Y es cier­to que a muchos usuar­ios no solo no les impor­ta, sino que inclu­so lo agrade­cen, o has­ta lo desean, como lo es tam­bién que prob­a­ble­mente el con­cep­to mis­mo de pri­vaci­dad ha evolu­ciona­do con el tiem­po, y que lo que las nuevas gen­era­ciones con­sid­er­an pri­va­do es a menudo difer­ente a lo que sus padres y abue­los entendían como algo estric­ta­mente per­son­al. El prob­le­ma derivaría del uso que se hace de esa dosis de pri­vaci­dad que hemos con­sen­ti­do compartir.

Retomar el control

Existe, en cualquier caso, un pun­to inter­me­dio en el que, sin renun­ciar al uso de las redes sociales y de otros pro­duc­tos y ser­vi­cios en Inter­net, podemos ejercer un may­or con­trol sobre lo que com­par­ti­mos, un con­trol que incluye des­de usar nave­g­adores, exten­siones y her­ramien­tas que incre­men­tan nues­tra pri­vaci­dad al nave­g­ar, has­ta sim­ple­mente ser más con­scientes de que todo lo que subi­mos a la web se que­da allí para siempre.

A veces bas­ta recor­dar que con tan solo unos pocos clicks podemos decir que ‘no’ a un gran número de opciones en, por ejem­p­lo, los ajustes de nues­tra cuen­ta de Google, el may­or con­sum­i­dor de datos online. O que en Face­book se pueden apa­gar los ser­vi­cios de ubi­cación, desac­ti­var apli­ca­ciones en las que no con­fi­amos o de las que no ten­emos sufi­ciente infor­ma­ción, o pon­er límites en la con­fig­u­ración de lo que compartimos.

En España, la Orga­ni­zación de Con­sum­i­dores y Usuar­ios (OCU) ini­ció hace un año una cam­paña en este sen­ti­do (Mis datos son míos), con el fin de «con­seguir que los con­sum­i­dores asuman un rol pos­i­ti­vo, proac­ti­vo y cen­tral en el nue­vo mer­ca­do de datos».

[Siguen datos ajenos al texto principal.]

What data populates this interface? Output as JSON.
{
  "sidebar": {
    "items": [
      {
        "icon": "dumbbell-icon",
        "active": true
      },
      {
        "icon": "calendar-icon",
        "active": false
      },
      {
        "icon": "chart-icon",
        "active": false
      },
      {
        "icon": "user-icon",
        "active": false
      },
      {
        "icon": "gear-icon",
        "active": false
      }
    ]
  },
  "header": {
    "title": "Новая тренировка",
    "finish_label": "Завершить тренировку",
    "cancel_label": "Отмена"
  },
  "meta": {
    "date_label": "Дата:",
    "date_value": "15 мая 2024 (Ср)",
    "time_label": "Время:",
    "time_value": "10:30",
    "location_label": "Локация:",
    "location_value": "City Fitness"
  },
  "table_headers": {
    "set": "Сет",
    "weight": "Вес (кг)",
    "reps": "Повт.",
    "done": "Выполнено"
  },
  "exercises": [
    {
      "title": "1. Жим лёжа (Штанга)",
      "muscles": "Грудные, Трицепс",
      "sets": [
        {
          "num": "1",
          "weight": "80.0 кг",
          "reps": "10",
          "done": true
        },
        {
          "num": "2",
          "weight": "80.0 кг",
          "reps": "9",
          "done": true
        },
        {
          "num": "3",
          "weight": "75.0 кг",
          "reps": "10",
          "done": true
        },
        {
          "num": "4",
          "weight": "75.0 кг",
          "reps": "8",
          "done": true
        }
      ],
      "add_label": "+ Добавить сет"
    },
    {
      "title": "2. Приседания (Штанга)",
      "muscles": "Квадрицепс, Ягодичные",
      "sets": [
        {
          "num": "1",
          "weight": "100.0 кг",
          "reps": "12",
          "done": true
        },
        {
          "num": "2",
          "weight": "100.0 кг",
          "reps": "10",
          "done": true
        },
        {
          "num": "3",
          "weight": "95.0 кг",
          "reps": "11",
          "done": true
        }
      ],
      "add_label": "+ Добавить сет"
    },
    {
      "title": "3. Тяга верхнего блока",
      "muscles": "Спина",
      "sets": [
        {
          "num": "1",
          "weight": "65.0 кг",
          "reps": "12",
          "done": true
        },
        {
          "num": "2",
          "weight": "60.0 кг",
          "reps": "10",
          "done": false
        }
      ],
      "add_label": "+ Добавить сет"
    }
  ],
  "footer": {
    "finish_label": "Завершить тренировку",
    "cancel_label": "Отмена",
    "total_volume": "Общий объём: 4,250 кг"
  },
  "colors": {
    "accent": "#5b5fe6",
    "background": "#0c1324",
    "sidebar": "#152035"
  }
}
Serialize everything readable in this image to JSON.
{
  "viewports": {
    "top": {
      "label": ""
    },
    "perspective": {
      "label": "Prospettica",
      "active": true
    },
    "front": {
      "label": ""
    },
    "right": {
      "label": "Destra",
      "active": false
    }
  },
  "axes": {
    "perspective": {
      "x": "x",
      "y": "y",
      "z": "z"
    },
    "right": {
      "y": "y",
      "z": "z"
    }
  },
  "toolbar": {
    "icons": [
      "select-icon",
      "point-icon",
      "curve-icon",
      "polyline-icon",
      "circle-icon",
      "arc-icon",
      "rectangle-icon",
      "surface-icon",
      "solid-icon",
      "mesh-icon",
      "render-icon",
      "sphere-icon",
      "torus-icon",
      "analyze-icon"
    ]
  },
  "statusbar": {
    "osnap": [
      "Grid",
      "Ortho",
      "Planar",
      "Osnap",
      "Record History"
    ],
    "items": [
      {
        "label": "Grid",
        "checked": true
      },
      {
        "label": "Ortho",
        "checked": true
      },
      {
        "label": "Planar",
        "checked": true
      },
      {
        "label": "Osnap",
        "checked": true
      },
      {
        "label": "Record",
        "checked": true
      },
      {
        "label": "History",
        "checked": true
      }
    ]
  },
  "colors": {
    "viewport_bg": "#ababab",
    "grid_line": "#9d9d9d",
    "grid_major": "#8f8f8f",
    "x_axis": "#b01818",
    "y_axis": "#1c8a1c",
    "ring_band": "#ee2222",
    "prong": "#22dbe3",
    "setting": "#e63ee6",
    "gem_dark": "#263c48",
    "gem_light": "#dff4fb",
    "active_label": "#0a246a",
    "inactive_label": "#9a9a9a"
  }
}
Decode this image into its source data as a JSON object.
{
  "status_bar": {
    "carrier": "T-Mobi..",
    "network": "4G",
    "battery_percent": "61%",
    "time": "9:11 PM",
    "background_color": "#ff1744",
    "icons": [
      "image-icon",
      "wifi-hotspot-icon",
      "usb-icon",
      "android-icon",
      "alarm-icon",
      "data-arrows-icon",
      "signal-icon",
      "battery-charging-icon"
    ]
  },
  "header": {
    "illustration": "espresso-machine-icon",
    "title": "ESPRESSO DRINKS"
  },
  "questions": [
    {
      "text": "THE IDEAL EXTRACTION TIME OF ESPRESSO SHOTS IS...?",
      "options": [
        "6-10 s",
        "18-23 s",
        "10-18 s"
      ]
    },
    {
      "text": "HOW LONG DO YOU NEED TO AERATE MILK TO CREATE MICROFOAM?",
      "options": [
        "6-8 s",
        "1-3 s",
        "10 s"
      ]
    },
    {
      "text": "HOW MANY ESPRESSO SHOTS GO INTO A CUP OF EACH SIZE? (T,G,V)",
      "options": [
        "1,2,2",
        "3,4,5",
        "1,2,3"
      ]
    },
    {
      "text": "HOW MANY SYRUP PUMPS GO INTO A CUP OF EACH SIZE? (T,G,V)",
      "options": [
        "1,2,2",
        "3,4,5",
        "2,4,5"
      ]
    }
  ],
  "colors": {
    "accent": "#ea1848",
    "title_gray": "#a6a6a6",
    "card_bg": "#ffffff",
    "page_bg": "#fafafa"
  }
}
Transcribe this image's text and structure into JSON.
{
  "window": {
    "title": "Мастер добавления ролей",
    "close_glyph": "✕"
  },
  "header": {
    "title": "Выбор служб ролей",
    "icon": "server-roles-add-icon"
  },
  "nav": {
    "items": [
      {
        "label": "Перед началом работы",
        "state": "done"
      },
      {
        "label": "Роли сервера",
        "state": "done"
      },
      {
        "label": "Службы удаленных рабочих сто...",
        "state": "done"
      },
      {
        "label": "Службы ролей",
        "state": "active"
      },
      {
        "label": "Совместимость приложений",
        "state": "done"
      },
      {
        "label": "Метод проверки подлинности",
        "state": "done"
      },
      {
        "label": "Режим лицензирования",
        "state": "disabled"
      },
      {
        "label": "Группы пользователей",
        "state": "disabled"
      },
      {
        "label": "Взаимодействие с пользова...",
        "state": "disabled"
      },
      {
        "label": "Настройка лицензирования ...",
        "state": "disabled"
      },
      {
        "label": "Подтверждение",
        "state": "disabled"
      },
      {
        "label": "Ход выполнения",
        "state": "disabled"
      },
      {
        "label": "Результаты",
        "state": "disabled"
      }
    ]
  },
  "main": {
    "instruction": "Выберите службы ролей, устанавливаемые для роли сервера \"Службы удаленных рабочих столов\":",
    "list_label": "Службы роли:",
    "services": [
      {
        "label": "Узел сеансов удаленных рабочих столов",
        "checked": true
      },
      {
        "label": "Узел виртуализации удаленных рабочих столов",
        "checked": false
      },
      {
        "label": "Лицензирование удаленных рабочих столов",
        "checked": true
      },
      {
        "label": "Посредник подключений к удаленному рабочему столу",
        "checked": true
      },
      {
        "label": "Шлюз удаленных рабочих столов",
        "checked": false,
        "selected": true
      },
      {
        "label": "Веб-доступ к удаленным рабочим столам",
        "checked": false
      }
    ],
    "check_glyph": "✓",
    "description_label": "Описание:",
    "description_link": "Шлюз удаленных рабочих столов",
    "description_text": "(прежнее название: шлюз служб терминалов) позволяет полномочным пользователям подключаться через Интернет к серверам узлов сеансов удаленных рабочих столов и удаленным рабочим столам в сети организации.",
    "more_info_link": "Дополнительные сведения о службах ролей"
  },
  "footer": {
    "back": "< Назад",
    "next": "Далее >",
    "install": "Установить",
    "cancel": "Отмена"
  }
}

Además de exi­gir a las empre­sas que exista siem­pre conocimien­to y con­sen­timien­to expre­so por parte del usuario sobre el uso pos­te­ri­or de la infor­ma­ción, y que sea posi­ble revo­car ese con­sen­timien­to en cualquier momen­to, y cor­re­gir y recu­per­ar los datos de una for­ma sen­cil­la, la OCU desta­ca espe­cial­mente la impor­tan­cia de ten­er bien con­fig­u­ra­da la pri­vaci­dad en las redes sociales.

Es un primer paso para, al menos, ser con­scientes del pre­cio que esta­mos pagan­do, y decidir en con­se­cuen­cia mien­tras dis­fru­ta­mos de los gati­tos o hace­mos la revolución.